• Welcome to CheeseForum.org » Forum.

best source of recipies?

Started by Yuriy, November 20, 2018, 02:38:01 AM

Previous topic - Next topic

Yuriy

artisan cheese making home and cheesemaking at home missing a lot of details ,any better  sources?ty

SOSEATTLE

I like the recipes on cheesemaking.com, though sometimes don't follow the recipes to the letter. I find them a good starting point. https://cheesemaking.com/collections/recipes


Susan

TravisNTexas

I'm a fan of the book Mastering Artisan Cheesmaking by Gianaclis Caldwell.  It is recommended over and over across this site, so I ordered it.  It is absolutely an amazing resource on cheese processes for all types of cheeses, it has pH points in the recipes, and I highly recommend it.  It is filled with details.

https://www.amazon.com/Mastering-Artisan-Cheesemaking-Home-Scale-Producers/dp/1603583327

Some of the best recipes I have seen are posted by people on this site.  Some of these folks document scrupulous details in their posts.

And I second Susan's recommendation about NEC's recipes.  While some of the recipes lack details like pH points, they make up for a lot of it with very nice pictures, usually several pictures for each recipe step, and that's worth a lot.

Just my two bits, and I'm new to cheese making.
-Travis

5ittingduck

Like Travis says, Caldwell is the Go To book for people who like fine detail and Ph based recipes.
Cheese making at home worked for me, but I prefer time based recipes and fly by the seat of my pants.
It's more about matching the type of recipe to your personal style.

Boofer

Quote from: Yuriy on November 20, 2018, 02:38:01 AM
artisan cheese making home and cheesemaking at home missing a lot of details ,any better  sources?ty
Here are a few other recipes.
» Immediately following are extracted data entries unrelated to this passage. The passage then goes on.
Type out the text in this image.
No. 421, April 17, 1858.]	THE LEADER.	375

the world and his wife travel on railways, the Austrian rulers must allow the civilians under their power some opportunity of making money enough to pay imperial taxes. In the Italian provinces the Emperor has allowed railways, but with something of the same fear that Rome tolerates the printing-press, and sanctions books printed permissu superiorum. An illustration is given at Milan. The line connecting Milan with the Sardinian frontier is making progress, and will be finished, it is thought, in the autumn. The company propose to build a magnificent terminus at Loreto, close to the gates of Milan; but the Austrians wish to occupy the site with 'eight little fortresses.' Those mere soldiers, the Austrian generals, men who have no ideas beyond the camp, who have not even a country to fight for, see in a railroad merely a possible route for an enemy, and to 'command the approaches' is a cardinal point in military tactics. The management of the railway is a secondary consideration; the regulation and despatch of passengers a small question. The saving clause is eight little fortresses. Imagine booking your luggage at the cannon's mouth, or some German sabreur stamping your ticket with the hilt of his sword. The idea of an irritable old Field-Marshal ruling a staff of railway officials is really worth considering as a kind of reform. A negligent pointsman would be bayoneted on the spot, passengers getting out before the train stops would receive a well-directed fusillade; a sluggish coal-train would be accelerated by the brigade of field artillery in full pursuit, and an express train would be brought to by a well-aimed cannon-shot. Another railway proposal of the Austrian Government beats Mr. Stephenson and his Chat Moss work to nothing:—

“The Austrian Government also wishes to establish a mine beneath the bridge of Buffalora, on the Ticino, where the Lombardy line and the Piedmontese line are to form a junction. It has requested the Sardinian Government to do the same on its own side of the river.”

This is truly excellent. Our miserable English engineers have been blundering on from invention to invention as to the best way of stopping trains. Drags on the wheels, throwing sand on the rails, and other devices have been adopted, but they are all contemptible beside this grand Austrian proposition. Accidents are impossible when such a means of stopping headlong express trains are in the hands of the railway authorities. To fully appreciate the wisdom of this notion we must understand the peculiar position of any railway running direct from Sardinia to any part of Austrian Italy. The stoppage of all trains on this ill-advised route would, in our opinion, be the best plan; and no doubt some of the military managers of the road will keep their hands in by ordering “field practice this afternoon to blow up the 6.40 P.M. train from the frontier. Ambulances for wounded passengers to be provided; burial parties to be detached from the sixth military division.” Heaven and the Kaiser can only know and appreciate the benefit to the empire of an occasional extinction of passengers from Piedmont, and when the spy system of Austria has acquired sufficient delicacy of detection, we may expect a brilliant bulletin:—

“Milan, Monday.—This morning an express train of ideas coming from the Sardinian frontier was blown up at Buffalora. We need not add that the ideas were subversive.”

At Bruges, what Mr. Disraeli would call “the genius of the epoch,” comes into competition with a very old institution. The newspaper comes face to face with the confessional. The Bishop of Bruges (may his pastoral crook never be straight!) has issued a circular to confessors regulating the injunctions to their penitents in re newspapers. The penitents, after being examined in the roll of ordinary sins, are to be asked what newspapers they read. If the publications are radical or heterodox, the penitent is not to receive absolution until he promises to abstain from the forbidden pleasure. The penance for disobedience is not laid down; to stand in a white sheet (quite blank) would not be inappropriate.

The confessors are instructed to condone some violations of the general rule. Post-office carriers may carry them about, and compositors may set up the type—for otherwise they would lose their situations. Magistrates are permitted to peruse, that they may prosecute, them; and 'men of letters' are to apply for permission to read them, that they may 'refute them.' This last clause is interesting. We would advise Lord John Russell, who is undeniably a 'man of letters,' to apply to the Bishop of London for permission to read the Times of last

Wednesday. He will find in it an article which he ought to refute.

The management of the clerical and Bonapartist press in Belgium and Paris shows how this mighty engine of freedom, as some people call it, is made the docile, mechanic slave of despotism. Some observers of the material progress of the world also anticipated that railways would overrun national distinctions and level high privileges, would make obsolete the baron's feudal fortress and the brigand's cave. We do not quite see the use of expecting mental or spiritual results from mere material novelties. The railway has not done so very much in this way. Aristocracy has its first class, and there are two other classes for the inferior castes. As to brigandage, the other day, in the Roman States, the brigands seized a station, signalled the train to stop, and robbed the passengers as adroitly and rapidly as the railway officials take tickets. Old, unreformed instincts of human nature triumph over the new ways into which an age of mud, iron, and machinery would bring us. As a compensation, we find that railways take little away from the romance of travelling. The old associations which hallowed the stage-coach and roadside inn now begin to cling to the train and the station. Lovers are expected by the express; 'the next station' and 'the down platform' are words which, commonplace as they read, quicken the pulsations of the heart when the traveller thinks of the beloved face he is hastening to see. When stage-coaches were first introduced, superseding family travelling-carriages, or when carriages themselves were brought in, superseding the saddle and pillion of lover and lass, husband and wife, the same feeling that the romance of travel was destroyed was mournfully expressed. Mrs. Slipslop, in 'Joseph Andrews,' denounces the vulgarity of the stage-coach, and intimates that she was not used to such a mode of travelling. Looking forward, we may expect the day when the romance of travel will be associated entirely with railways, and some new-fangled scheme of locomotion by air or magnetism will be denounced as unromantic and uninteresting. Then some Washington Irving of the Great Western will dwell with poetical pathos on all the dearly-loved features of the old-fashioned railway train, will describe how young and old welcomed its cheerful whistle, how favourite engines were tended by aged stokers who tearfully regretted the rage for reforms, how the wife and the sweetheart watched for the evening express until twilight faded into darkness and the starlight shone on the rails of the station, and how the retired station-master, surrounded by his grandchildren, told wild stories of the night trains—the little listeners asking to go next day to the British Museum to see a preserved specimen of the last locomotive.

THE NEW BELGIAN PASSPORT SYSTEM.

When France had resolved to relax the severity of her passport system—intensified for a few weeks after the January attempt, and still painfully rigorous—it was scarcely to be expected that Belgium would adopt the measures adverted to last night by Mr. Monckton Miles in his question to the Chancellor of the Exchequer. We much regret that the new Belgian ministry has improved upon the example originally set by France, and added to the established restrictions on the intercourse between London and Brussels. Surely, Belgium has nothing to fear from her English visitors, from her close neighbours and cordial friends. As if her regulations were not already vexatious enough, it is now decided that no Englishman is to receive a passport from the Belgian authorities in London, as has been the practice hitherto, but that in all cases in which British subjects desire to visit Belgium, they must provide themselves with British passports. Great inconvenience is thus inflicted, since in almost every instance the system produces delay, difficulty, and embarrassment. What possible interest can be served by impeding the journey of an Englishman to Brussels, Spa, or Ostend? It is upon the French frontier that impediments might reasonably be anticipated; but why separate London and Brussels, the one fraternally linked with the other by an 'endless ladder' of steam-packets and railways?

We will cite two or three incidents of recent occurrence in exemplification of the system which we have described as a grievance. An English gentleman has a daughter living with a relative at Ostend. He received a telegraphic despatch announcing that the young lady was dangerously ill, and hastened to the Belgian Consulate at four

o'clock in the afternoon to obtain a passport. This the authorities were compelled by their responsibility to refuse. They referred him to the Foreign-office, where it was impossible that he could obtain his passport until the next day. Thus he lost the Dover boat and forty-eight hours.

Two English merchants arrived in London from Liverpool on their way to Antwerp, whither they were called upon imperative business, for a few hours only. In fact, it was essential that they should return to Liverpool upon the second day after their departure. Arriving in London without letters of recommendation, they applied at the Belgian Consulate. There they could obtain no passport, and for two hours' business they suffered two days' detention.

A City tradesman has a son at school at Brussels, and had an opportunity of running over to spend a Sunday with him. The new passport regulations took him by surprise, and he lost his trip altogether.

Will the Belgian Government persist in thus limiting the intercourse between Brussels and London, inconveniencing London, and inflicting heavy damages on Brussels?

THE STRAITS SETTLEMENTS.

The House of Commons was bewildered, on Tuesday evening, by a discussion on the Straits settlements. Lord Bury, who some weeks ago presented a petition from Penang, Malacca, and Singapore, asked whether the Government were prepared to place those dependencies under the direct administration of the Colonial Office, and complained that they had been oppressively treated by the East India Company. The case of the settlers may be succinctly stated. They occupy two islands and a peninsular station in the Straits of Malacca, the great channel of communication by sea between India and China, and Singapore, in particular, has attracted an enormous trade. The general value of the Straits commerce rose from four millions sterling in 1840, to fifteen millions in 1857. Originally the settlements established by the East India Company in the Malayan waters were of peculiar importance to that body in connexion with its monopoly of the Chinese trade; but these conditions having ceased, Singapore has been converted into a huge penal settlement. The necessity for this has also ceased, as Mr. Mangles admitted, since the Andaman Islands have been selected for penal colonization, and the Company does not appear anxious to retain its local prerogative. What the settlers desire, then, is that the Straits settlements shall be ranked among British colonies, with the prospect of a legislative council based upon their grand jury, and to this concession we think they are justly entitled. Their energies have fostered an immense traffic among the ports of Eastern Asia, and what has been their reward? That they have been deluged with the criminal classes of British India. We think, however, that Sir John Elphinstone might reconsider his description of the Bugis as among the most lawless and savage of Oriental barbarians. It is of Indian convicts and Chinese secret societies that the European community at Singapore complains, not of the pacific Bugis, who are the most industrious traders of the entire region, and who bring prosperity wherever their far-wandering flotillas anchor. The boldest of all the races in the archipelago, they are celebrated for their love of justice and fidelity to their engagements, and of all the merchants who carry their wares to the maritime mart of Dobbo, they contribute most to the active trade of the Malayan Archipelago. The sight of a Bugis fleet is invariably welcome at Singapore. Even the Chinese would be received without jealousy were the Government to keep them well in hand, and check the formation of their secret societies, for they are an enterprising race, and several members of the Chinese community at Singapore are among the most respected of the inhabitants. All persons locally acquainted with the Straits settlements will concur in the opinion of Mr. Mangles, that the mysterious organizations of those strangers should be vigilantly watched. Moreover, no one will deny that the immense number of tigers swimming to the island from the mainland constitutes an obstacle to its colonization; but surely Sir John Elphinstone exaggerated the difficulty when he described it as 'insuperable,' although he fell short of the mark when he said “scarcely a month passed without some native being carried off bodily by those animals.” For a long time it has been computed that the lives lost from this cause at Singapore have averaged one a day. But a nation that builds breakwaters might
Jeff Hamm has been a studious craft cheesemaker and he has run through several iterations of his recipes here. Yoav and Alp also should be considered as experienced cheesemakers with proven recipes.

Good luck. 8)

-Boofer-
Let's ferment something!
Bread, beer, wine, cheese...it's all good.

TravisNTexas

Wow, thanks for taking the time to consolidate and post those links Boofer! Much appreciated!
-Travis

Gürkan Yeniçeri

I mostly find what I am looking for in this forum  ;D

But I also have 2 volume Kosikowski books and Gianaclis Caldwell books.
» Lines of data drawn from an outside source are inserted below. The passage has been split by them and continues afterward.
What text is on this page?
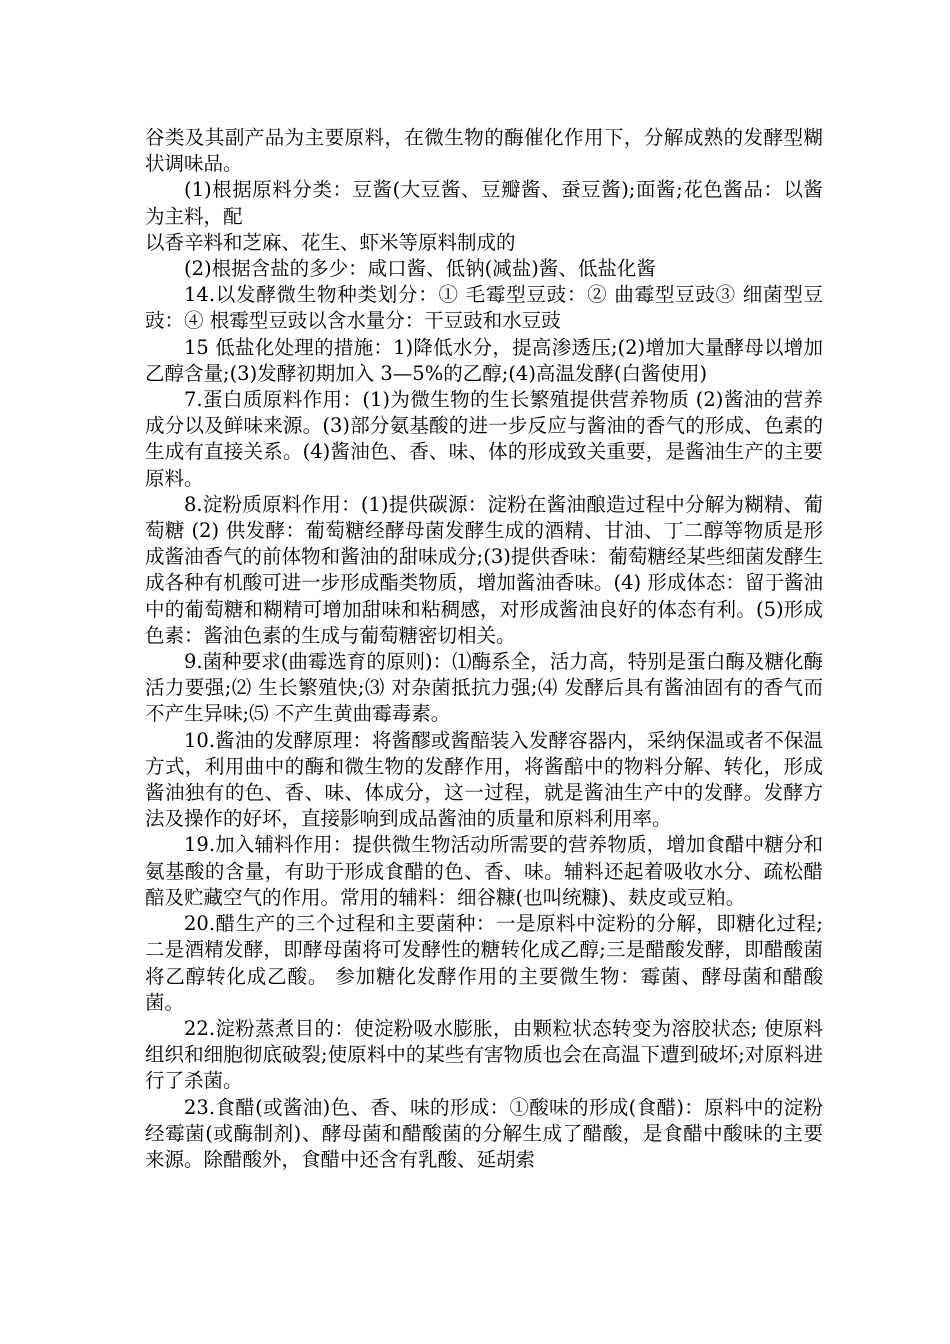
谷类及其副产品为主要原料，在微生物的酶催化作用下，分解成熟的发酵型糊状调味品。

(1)根据原料分类：豆酱(大豆酱、豆瓣酱、蚕豆酱);面酱;花色酱品：以酱为主料，配

以香辛料和芝麻、花生、虾米等原料制成的

(2)根据含盐的多少：咸口酱、低钠(减盐)酱、低盐化酱

14.以发酵微生物种类划分：① 毛霉型豆豉：② 曲霉型豆豉③ 细菌型豆豉：④ 根霉型豆豉以含水量分：干豆豉和水豆豉

15 低盐化处理的措施：1)降低水分，提高渗透压;(2)增加大量酵母以增加乙醇含量;(3)发酵初期加入 3—5%的乙醇;(4)高温发酵(白酱使用)

7.蛋白质原料作用：(1)为微生物的生长繁殖提供营养物质 (2)酱油的营养成分以及鲜味来源。(3)部分氨基酸的进一步反应与酱油的香气的形成、色素的生成有直接关系。(4)酱油色、香、味、体的形成致关重要，是酱油生产的主要原料。

8.淀粉质原料作用：(1)提供碳源：淀粉在酱油酿造过程中分解为糊精、葡萄糖 (2) 供发酵：葡萄糖经酵母菌发酵生成的酒精、甘油、丁二醇等物质是形成酱油香气的前体物和酱油的甜味成分;(3)提供香味：葡萄糖经某些细菌发酵生成各种有机酸可进一步形成酯类物质，增加酱油香味。(4) 形成体态：留于酱油中的葡萄糖和糊精可增加甜味和粘稠感，对形成酱油良好的体态有利。(5)形成色素：酱油色素的生成与葡萄糖密切相关。

9.菌种要求(曲霉选育的原则)：⑴酶系全，活力高，特别是蛋白酶及糖化酶活力要强;⑵ 生长繁殖快;⑶ 对杂菌抵抗力强;⑷ 发酵后具有酱油固有的香气而不产生异味;⑸ 不产生黄曲霉毒素。

10.酱油的发酵原理：将酱醪或酱醅装入发酵容器内，采纳保温或者不保温方式，利用曲中的酶和微生物的发酵作用，将酱醅中的物料分解、转化，形成酱油独有的色、香、味、体成分，这一过程，就是酱油生产中的发酵。发酵方法及操作的好坏，直接影响到成品酱油的质量和原料利用率。

19.加入辅料作用：提供微生物活动所需要的营养物质，增加食醋中糖分和氨基酸的含量，有助于形成食醋的色、香、味。辅料还起着吸收水分、疏松醋醅及贮藏空气的作用。常用的辅料：细谷糠(也叫统糠)、麸皮或豆粕。

20.醋生产的三个过程和主要菌种：一是原料中淀粉的分解，即糖化过程;二是酒精发酵，即酵母菌将可发酵性的糖转化成乙醇;三是醋酸发酵，即醋酸菌将乙醇转化成乙酸。 参加糖化发酵作用的主要微生物：霉菌、酵母菌和醋酸菌。

22.淀粉蒸煮目的：使淀粉吸水膨胀，由颗粒状态转变为溶胶状态; 使原料组织和细胞彻底破裂;使原料中的某些有害物质也会在高温下遭到破坏;对原料进行了杀菌。

23.食醋(或酱油)色、香、味的形成：①酸味的形成(食醋)：原料中的淀粉经霉菌(或酶制剂)、酵母菌和醋酸菌的分解生成了醋酸，是食醋中酸味的主要来源。除醋酸外，食醋中还含有乳酸、延胡索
At the end, a recipe is just a blueprint for me. My milk, starter culture, mistakes, temperature are all different than the recipe author. I watch the curd and train my eyes, I taste the whey and train my taste buds. Once I understand what results come from what sort of curd, problems solving becomes easier.
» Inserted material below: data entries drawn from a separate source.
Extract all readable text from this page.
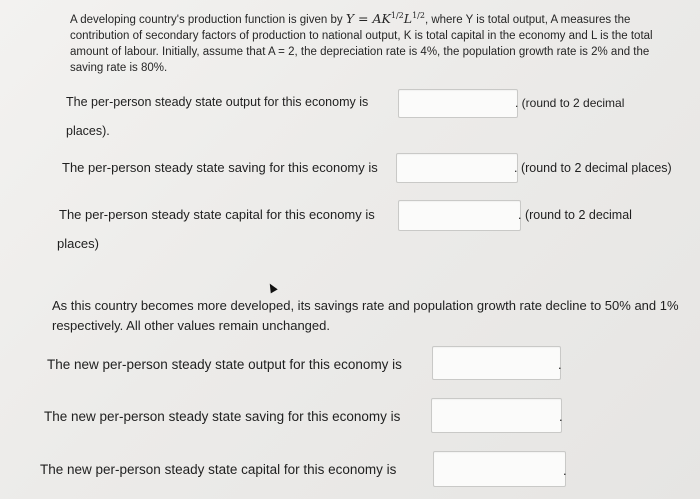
A developing country's production function is given by $Y = AK^{1/2}L^{1/2}$, where Y is total output, A measures the contribution of secondary factors of production to national output, K is total capital in the economy and L is the total amount of labour. Initially, assume that A = 2, the depreciation rate is 4%, the population growth rate is 2% and the saving rate is 80%.
The per-person steady state output for this economy is	. (round to 2 decimal
places).
The per-person steady state saving for this economy is	. (round to 2 decimal places)
The per-person steady state capital for this economy is	. (round to 2 decimal
places)
As this country becomes more developed, its savings rate and population growth rate decline to 50% and 1% respectively. All other values remain unchanged.
The new per-person steady state output for this economy is	.
The new per-person steady state saving for this economy is	.
The new per-person steady state capital for this economy is	.
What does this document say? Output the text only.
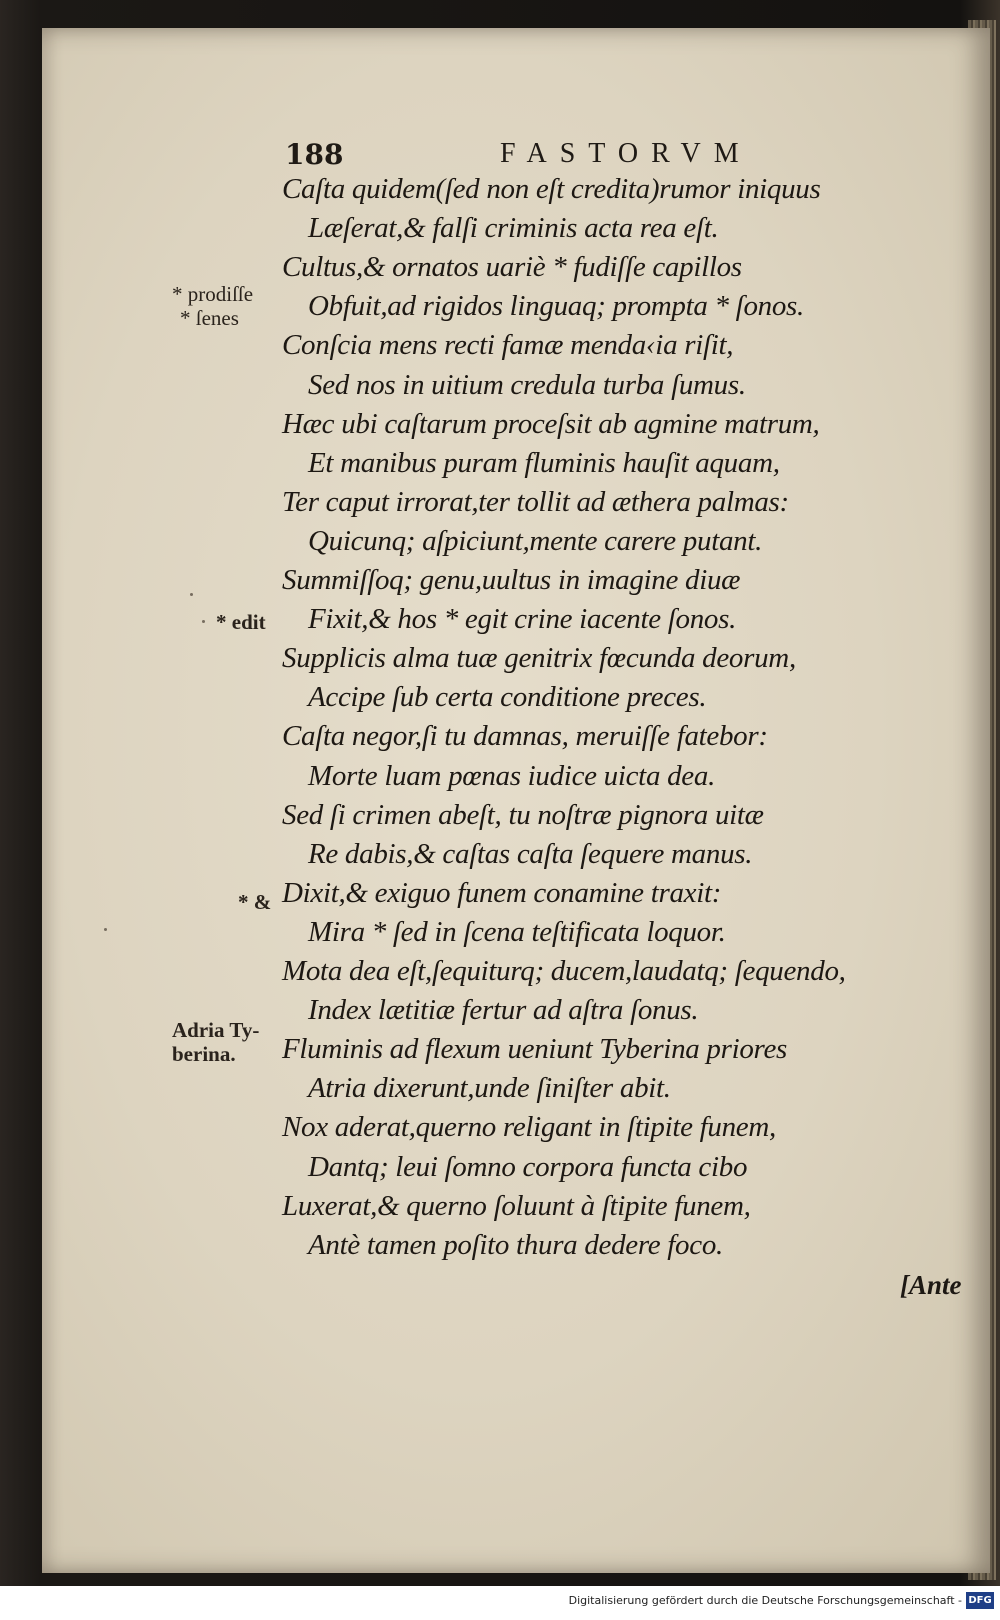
188	FASTORVM
Caſta quidem(ſed non eſt credita)rumor iniquus
Læſerat,& falſi criminis acta rea eſt.
Cultus,& ornatos uariè * fudiſſe capillos
Obfuit,ad rigidos linguaq; prompta * ſonos.
Conſcia mens recti famæ menda‹ia riſit,
Sed nos in uitium credula turba ſumus.
Hæc ubi caſtarum proceſsit ab agmine matrum,
Et manibus puram fluminis hauſit aquam,
Ter caput irrorat,ter tollit ad æthera palmas:
Quicunq; aſpiciunt,mente carere putant.
Summiſſoq; genu,uultus in imagine diuæ
Fixit,& hos * egit crine iacente ſonos.
Supplicis alma tuæ genitrix fœcunda deorum,
Accipe ſub certa conditione preces.
Caſta negor,ſi tu damnas, meruiſſe fatebor:
Morte luam pœnas iudice uicta dea.
Sed ſi crimen abeſt, tu noſtræ pignora uitæ
Re dabis,& caſtas caſta ſequere manus.
Dixit,& exiguo funem conamine traxit:
Mira * ſed in ſcena teſtificata loquor.
Mota dea eſt,ſequiturq; ducem,laudatq; ſequendo,
Index lætitiæ fertur ad aſtra ſonus.
Fluminis ad flexum ueniunt Tyberina priores
Atria dixerunt,unde ſiniſter abit.
Nox aderat,querno religant in ſtipite funem,
Dantq; leui ſomno corpora functa cibo
Luxerat,& querno ſoluunt à ſtipite funem,
Antè tamen poſito thura dedere foco.
* prodiſſe
* ſenes
* edit
* &
Adria Ty-
berina.
[Ante
Digitalisierung gefördert durch die Deutsche Forschungsgemeinschaft - DFG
And of course, note taking all the time is crucial.

Boofer

Good points by Gürkan.

I would add that repetition of a particular cheese style develops a familiarity with how the milk behaves and informs the cheese maker what to anticipate at each stage of the make. Also, good notes are invaluable during the make, but should also include after-affinage observations which would inform the artisan whether the salt level was too low or too high, whether B. linens needed to be removed to prevent continued rind development, or whether the use of fruits, herbs, or seeds was a smart decision. These are some of the many details that should be noted with the maturity of the cheese. If you don't know how the cheese turned out after hours of making it and months of aging it, how would you know if there was anything that needed to be adjusted for the next iteration?

-Boofer-
Let's ferment something!
Bread, beer, wine, cheese...it's all good.